Perhaps the best feature of the U.S. patent system is mandatory disclosure, where patent filers must disclose the innovation. While innovators tend to prefer secrecy to keep a competitive edge, the desire to block copying by patenting an innovation leads to the positive effects of disclosure for follow-on innovation.
A new NBER study by Daniel Gross examines how a mandatory patent secrecy program implemented in WWII slowed the development of follow-on innovations in fields where patents were kept secret:
This paper studies the effects of the USPTO’s patent secrecy program in World War II, under which approximately 11,200 U.S. patent applications were issued secrecy orders which halted examination and prohibited inventors from disclosing their inventions or filing in foreign countries. Secrecy orders were issued most heavily in areas important to the war effort — such as radar, electronics, and synthetic materials — and nearly all rescinded en masse at the end of the war. I find that compulsory invention secrecy was effective at keeping affected technology out of the public domain, but it appears to have reduced and delayed follow-on invention, reduced entry into patenting, and restricted commercialization. The results shed light on the consequences of invention secrecy, which is widely used by inventors to protect and appropriate the returns to innovation, and yield lessons for ongoing policy debates over potential measures to protect U.S. invention against the growing incidence of foreign IP theft today.

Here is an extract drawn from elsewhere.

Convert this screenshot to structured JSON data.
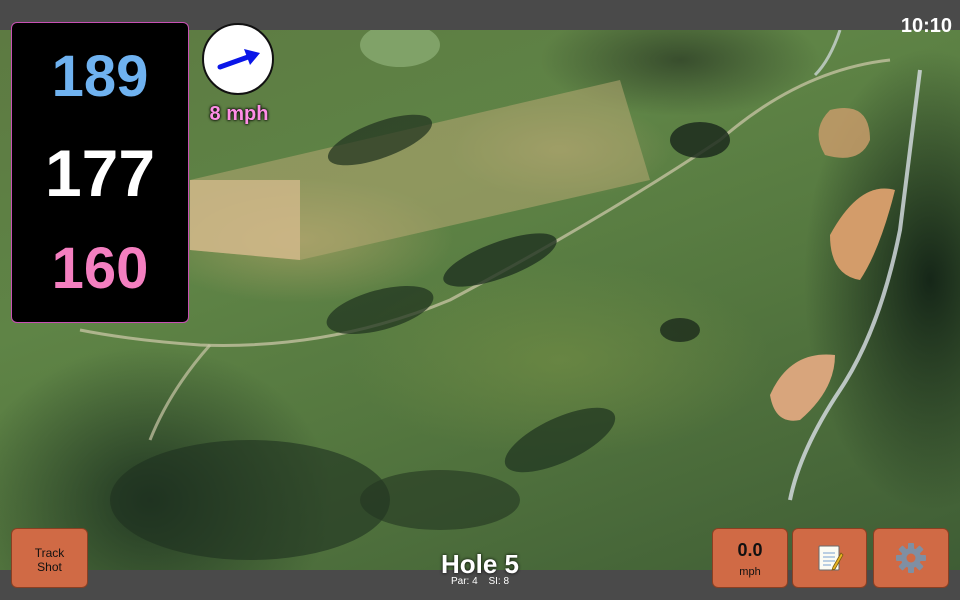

The effect of the secrecy orders (which are still used today, albeit much less frequently), was a 10% decline in patent filings immediately following the war, and patenting frequency didn’t return to its pre-war levels until the 1950s.
Not only did the patent secrecy program prevent the filing of new patents, but it also reduced access to commercial products more broadly. Using DuPont as an example, Gross found that technical terms used in patent filings with secrecy orders were less likely to appear in chemical company catalogs.
The authors ultimately conclude that such secrecy orders were effective at preventing information disclosure (stiff penalties were imposed on those that did disclose), but had a large negative effect on postwar innovation.